As medical science has evolved, ever younger and smaller babies born prematurely have been saved.
In the 1940’s and 1950’s many premature babies were presenting with blindness due to damaged and detached retinas. This condition was named “retrolental fibroplasia”.
During the late 1950’s studies were performed which identified oxygen as a particularly troublesome factor in causing the disease. It was believed that due to the fact that the relative state of low oxygenation experienced by a fetus in the mother’s womb was required for normal retinal development which takes place during the last 12-14 weeks of pregnancy.
The name of the disease was later changed to Retinopathy of Prematurity, which is translated into a simple language that we can all understand means “damage to the retina suffered by babies born prematurely”.
ROP is caused by disorganized growth of retinal blood vessels which may result in scarring and retinal detachment. ROP can be mild and may resolve spontaneously, but may lead to blindness in serious cases. As such, all preterm babies are at risk for Retinopathy of Prematurity. Low birth weight an gestational age and exposure to oxygen therapy are additional risk factors.
If diagnosed properly through regular eye examinations and treated timeously ROP does normally not lead to blindness.
Oxygen
Oxygen is administered to a premature baby either via a tube inserted into the lungs via the throat (intubation), headbox or CPAP (nasal prongs). Health workers are required to constantly monitor oxygen concentration levels in the gas /air administered to the baby as well as in your baby’s blood (this is done by way of pulse oximeter (a device placed on the skin which measures various things in your blood – and provides a reading of oxygen saturation (measured as a percentage – %)) and also by drawing and analyzing blood samples (giving a reading of oxygen – blood/gas tension).
Although it is often contended that oxygen is not the only risk factor related to ROP and that there are no definitive “safe” levels of oxygen that should be maintained in a baby’s blood, it has been proven in an overwhelming number of studies that oxygen is the predominant factor in causing ROP and that very high levels of oxygen saturation and oxygen–blood/gas tension must be avoided to prevent ROP.
Treatment of the eyes
In the late 1980s studies were performed in the United States in which babies presenting with ROP were constantly monitored and treated at various stages of the development of ROP. The result of this study was the following:
- An international classification of the progressive stages of the disease;
- A universally accepted screening and treatment protocol (an indication of when and how the eye should be treated at various stages of the disease’s development)
- A responsibility to refer high-risk babies to an ophthalmologist
- A responsibility to examine young eyes and perform certain procedures to save eyes at risk of developing blindness.

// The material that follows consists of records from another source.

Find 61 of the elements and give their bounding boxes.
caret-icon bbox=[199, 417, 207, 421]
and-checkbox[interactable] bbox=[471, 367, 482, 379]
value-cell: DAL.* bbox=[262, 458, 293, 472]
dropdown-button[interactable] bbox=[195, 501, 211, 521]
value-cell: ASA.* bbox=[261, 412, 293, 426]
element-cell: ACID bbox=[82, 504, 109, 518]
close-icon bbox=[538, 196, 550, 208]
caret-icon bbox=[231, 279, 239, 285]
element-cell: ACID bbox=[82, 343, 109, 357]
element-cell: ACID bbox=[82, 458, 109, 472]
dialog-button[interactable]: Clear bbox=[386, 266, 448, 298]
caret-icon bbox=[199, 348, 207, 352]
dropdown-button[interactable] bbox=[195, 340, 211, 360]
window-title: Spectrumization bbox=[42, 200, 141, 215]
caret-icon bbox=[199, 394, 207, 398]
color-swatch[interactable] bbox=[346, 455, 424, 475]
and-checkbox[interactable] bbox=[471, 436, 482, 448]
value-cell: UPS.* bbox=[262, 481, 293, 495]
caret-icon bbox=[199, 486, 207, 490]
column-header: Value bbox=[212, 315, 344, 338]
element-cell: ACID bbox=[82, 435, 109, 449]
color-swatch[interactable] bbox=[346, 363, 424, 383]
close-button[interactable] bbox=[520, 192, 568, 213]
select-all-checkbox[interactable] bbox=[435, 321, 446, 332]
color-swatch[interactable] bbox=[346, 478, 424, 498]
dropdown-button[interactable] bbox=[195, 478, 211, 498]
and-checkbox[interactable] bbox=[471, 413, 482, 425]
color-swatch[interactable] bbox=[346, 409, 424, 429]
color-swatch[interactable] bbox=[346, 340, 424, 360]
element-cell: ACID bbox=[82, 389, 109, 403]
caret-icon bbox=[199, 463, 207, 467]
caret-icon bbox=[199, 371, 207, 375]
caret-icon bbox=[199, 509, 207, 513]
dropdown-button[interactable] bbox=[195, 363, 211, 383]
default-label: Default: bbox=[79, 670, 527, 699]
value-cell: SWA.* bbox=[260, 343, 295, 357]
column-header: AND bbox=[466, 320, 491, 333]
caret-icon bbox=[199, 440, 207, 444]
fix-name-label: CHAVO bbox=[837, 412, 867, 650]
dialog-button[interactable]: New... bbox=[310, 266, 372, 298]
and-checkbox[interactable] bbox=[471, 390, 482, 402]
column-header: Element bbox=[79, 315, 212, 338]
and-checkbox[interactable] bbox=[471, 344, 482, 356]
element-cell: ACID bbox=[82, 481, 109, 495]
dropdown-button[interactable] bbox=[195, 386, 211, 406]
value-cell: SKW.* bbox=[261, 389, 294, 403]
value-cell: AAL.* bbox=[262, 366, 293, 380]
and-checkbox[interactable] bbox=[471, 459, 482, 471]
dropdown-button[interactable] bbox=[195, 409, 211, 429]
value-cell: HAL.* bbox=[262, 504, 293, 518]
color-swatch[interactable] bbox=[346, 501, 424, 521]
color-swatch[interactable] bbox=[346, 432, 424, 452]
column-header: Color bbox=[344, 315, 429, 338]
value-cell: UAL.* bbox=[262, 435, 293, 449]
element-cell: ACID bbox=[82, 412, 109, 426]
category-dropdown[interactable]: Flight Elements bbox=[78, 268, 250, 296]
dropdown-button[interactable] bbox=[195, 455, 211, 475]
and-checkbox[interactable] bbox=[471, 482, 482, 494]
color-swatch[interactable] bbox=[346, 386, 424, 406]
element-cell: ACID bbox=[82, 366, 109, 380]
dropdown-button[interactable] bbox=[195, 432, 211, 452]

- An indication of which babies are at high risk of developing ROP
There are various authorities that differ on the risk profile of various babies. The current internationally accepted regimen is that all babies born at a postmenstrual age of fewer than 33 weeks or weighing less than 1500g or above the aforementioned criteria but who have received prolonged supplemental oxygen or had a stormy neonatal course should be examined referred to and examined by an ophthalmologist for the development of ROP in order to enable timely treatment to prevent blindness. The South African National Department of Health has adopted this policy.